Depuis le 22 février, et durant trois vendredis successifs, des manifestations imposantes avaient exigé du chef de l’État qu’il abandonne l’option du cinquième mandat. Depuis une semaine, les actes de «désobéissance civile» se sont multipliés: une grève générale a été décrétée sur les réseaux sociaux et touché plusieurs secteurs névralgiques comme les hydrocarbures ou les transports. Des juges ont annoncé dans un communiqué signé par mille magistrats qu’ils refuseraient d’encadrer les élections du 18 avril. Les étudiants et les enseignants ont occupé les universités malgré la décision du ministre de l’Enseignement supérieur d’avancer la date des vacances pour les vider de toute contestation. Même le puissant chef de l’armée, Ahmed Gaïd Salah, fidèle parmi les fidèles de Bouteflika, a surpris l’opinion en insistant sur le fait que «l’armée et le peuple partagent la même vision de l’avenir».

Depuis plusieurs jours, l’option du report ne faisait plus de doute.
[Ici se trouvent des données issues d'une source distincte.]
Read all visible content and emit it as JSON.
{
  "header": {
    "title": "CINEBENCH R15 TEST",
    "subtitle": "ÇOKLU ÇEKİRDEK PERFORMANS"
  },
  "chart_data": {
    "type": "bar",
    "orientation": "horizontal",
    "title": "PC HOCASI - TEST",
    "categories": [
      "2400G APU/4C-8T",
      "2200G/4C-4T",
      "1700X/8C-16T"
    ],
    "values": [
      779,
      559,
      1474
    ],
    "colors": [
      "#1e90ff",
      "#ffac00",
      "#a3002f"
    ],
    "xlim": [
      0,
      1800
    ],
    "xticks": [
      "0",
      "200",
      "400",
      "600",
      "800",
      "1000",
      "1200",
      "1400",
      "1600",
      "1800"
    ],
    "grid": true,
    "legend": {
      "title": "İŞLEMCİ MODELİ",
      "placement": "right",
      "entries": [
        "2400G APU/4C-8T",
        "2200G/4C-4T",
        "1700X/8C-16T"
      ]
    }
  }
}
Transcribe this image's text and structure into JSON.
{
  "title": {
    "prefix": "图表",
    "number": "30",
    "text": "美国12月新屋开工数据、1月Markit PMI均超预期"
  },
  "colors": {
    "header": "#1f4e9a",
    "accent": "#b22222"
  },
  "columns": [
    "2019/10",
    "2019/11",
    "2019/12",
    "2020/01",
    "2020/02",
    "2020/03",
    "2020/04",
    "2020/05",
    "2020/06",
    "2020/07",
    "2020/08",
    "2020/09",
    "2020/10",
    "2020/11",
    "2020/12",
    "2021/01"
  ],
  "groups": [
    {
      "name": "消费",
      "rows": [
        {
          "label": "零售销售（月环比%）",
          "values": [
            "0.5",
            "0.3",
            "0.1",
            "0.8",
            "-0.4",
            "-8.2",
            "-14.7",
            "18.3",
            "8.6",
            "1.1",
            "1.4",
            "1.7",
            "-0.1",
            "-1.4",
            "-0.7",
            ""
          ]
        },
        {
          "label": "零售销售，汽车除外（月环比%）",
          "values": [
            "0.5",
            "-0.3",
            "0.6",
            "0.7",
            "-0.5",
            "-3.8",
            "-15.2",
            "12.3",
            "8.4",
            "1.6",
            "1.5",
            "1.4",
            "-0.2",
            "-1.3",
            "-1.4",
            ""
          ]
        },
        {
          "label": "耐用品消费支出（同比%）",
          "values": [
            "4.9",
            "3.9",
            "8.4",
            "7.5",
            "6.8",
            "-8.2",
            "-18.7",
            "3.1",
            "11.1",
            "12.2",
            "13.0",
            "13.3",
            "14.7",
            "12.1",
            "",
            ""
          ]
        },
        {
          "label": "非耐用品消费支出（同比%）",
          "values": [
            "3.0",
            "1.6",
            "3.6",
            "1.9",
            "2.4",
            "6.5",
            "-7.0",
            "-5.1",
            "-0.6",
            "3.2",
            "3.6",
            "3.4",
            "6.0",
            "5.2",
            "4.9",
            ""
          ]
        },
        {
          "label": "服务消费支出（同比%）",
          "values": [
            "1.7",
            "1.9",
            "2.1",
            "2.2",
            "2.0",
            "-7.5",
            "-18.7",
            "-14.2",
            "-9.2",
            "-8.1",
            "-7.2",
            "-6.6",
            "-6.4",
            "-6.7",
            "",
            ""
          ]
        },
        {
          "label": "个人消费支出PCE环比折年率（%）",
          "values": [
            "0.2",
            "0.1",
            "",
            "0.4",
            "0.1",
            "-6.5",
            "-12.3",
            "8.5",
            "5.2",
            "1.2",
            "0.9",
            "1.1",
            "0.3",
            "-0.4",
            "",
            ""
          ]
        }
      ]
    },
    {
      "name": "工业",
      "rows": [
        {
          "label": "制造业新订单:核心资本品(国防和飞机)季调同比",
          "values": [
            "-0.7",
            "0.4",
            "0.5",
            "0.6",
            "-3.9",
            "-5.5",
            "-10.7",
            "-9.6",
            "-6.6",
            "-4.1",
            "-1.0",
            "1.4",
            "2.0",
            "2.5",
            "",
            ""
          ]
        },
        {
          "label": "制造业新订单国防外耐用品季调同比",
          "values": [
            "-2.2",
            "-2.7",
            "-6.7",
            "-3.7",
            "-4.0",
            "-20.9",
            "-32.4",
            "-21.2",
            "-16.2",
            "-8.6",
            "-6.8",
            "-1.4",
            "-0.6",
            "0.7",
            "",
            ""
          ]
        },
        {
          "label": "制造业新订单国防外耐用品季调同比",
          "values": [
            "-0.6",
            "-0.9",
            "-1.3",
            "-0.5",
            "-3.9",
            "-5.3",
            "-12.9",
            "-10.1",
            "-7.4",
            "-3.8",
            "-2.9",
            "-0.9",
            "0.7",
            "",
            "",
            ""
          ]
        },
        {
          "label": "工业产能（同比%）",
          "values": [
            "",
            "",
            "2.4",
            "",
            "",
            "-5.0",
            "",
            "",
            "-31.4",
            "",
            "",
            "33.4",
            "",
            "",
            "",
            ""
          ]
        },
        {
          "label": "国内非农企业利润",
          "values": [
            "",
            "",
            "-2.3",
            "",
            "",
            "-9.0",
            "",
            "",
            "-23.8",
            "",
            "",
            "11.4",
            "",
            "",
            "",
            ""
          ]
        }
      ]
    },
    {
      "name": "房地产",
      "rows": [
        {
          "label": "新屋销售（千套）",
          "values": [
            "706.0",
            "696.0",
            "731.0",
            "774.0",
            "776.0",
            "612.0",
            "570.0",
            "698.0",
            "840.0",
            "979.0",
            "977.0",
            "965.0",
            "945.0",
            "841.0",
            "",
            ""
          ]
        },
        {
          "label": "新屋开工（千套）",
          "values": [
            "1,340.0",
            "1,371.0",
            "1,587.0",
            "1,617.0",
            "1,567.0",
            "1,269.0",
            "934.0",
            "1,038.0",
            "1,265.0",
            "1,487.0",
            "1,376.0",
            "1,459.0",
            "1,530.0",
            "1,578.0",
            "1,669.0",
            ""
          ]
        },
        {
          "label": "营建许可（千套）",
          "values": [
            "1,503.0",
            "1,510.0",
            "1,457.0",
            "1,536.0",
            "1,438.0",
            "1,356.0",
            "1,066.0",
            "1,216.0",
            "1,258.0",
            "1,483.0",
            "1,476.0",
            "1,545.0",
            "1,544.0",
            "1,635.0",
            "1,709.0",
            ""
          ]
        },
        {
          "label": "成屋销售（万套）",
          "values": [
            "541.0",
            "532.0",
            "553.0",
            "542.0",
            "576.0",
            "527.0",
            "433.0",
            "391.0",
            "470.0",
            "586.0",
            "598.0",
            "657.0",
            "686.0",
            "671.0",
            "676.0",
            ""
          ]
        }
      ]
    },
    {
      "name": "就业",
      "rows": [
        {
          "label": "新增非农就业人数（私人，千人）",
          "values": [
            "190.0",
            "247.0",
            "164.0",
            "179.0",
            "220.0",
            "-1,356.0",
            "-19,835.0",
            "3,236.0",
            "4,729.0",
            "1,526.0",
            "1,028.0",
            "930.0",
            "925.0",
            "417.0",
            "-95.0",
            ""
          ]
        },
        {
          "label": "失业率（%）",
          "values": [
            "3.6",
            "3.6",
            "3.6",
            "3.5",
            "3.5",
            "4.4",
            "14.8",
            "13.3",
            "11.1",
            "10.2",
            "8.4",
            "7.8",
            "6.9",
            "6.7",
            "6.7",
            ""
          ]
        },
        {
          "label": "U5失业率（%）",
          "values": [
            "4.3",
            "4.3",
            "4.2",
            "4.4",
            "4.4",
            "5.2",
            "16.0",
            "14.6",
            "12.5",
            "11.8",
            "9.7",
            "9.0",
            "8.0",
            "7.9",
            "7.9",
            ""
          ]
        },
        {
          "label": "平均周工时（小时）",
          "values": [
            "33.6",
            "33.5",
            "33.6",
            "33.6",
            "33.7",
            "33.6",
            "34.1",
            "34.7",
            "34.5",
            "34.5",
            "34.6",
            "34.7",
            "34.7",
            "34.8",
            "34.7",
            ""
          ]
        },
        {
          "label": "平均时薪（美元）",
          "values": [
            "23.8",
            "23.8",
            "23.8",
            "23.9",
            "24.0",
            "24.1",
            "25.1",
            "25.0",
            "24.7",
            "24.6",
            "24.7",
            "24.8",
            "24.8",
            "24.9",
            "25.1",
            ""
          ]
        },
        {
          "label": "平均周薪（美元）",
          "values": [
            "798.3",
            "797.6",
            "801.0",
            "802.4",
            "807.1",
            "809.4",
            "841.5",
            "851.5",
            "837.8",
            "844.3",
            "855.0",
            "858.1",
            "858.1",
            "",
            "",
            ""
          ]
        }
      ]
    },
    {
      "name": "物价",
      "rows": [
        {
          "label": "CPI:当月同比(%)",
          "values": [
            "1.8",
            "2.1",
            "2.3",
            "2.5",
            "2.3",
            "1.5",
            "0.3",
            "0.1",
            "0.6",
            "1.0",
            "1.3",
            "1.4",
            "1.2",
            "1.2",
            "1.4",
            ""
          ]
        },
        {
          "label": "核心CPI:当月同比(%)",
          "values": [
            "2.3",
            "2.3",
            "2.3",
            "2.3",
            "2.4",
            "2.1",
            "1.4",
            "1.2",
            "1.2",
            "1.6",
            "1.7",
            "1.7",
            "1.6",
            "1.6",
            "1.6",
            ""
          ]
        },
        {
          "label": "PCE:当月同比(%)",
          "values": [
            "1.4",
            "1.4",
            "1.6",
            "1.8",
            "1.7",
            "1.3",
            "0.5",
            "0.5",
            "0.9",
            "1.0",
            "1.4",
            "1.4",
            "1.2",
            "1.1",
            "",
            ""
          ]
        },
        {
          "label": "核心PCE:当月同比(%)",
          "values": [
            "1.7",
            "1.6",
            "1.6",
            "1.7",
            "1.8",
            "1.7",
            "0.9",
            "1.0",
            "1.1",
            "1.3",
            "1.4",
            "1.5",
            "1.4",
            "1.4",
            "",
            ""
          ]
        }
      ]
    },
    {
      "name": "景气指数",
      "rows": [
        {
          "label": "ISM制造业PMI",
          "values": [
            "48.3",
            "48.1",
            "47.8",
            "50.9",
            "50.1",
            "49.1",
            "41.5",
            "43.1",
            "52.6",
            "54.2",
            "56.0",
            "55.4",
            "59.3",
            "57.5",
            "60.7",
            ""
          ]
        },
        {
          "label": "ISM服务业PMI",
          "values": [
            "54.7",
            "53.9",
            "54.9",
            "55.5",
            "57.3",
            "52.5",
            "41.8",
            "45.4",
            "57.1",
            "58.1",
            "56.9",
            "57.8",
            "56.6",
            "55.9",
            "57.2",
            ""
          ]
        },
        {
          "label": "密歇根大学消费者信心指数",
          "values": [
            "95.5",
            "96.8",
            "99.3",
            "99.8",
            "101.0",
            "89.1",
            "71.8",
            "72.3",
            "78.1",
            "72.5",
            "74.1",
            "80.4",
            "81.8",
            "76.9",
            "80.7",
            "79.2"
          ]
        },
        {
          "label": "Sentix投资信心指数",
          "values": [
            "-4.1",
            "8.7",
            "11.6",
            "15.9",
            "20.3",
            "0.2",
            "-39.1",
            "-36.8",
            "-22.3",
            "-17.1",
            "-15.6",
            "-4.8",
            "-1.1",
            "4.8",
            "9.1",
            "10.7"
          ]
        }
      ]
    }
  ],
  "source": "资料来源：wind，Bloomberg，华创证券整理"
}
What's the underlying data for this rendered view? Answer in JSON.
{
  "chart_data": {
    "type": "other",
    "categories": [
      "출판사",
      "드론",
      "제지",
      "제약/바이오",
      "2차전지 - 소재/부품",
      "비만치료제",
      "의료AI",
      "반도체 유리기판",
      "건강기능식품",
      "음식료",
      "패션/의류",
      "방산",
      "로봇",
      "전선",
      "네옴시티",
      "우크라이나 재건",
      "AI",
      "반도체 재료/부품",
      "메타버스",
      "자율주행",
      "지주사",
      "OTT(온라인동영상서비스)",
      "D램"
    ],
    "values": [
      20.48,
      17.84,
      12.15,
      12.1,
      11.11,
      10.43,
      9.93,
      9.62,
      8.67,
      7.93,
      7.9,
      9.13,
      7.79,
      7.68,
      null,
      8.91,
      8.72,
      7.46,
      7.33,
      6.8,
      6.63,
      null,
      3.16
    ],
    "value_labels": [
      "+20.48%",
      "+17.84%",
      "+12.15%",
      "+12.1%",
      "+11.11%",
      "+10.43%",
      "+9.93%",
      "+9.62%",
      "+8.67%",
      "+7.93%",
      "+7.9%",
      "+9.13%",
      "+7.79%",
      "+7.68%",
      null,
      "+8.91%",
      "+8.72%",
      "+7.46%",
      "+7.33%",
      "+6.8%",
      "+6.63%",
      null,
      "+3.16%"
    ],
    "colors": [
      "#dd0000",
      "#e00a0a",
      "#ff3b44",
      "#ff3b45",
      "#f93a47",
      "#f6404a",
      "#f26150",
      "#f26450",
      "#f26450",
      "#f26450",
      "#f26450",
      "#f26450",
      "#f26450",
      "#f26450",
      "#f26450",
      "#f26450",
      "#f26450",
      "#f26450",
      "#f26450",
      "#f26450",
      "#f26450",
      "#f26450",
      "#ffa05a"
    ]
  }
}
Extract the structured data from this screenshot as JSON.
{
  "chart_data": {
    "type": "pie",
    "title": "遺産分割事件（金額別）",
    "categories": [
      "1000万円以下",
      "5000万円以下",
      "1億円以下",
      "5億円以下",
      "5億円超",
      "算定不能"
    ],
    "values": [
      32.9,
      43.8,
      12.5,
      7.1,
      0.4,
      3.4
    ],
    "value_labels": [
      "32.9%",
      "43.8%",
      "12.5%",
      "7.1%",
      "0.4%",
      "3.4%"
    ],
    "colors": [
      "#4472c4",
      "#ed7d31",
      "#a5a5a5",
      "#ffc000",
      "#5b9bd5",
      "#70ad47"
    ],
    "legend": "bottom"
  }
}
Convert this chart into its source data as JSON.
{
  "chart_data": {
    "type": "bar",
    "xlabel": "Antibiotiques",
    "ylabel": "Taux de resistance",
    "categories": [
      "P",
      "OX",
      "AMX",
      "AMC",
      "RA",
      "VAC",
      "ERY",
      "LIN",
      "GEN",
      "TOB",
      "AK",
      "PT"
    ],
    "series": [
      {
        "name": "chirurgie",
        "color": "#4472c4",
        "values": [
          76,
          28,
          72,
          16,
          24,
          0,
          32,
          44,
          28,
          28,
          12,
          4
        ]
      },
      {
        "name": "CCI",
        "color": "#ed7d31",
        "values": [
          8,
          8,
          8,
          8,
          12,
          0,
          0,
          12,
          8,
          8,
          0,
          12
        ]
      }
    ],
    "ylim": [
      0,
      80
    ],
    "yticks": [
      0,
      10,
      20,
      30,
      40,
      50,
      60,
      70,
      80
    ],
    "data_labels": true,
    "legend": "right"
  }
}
Des sources proches de la direction de campagne du président sortant y avaient fait allusion et un professeur de droit de l’université d’Alger, invité de la radio publique (où seules les voix alignées sur la politique du président sont autorisées) avait déclaré dimanche qu’il était «du devoir de ceux qui ont la décision d’envisager ce report pour répondre à la demande sociale» alors même que… la Constitution ne prévoit aucune disposition sur le report des élections.

Pour l’instant, rien ne fixe les modalités de ce report qui appellerait, en théorie, soit un changement de Constitution, soit l’application de l’article 107 permettant au chef de l’État de décréter l’état d’exception en cas de menace sur le pays.

S’il n’entame pas un cinquième mandat, Bouteflika va poursuivre le quatrième…

Une source sécuritaire

Mais l’habillage se veut séduisant: dans le remaniement annoncé, le premier ministre Ahmed Ouyahia, très impopulaire, a été sacrifié: il est remplacé par Noureddine Bedoui, jusque-là ministre de l’Intérieur, technocrate apprécié par les tenants du «deep state». Il sera secondé par le diplomate Ramtane Lamamra, nommé à un poste de vice-premier ministre également créé ce lundi, qui retrouve par ailleurs des fonctions qu’il avait déjà exercées, celle de chef de la diplomatie.

Jusqu’à la fin de 2019

Mais concrètement, Abdelaziz Bouteflika restera au pouvoir au moins jusqu’à la fin de 2019. «Je m’engage enfin, si Dieu m’accorde vie et assistance, à remettre les charges et les prérogatives de président de la République au successeur que le peuple algérien aura librement élu», est-il précisé dans le message. À cette échéance, une conférence nationale censée «représenter tous les courants de la société» doit fixer une date pour la prochaine présidentielle et soumette un projet de Constitution qui sera soumis à un référendum populaire.

«Il ne faut pas arrêter la mobilisation de la rue. Il n’est pas question que la présidence actuelle se prolonge jusqu’à la fin de 2019. Aucune confiance!» a posté sur Facebook Soufiane Djilali, coordinateur du mouvement d’opposition Mouwatana. «Dans les faits, il n’y a pas de différence avec la première proposition du président, le 3 mars, qui était de se représenter et d’organiser une élection présidentielle», relève une source sécuritaire de l’ex-DRA (services secrets). «Le cercle présidentiel reste en place et Bouteflika, s’il n’entame pas un cinquième mandat, va poursuivre le quatrième…»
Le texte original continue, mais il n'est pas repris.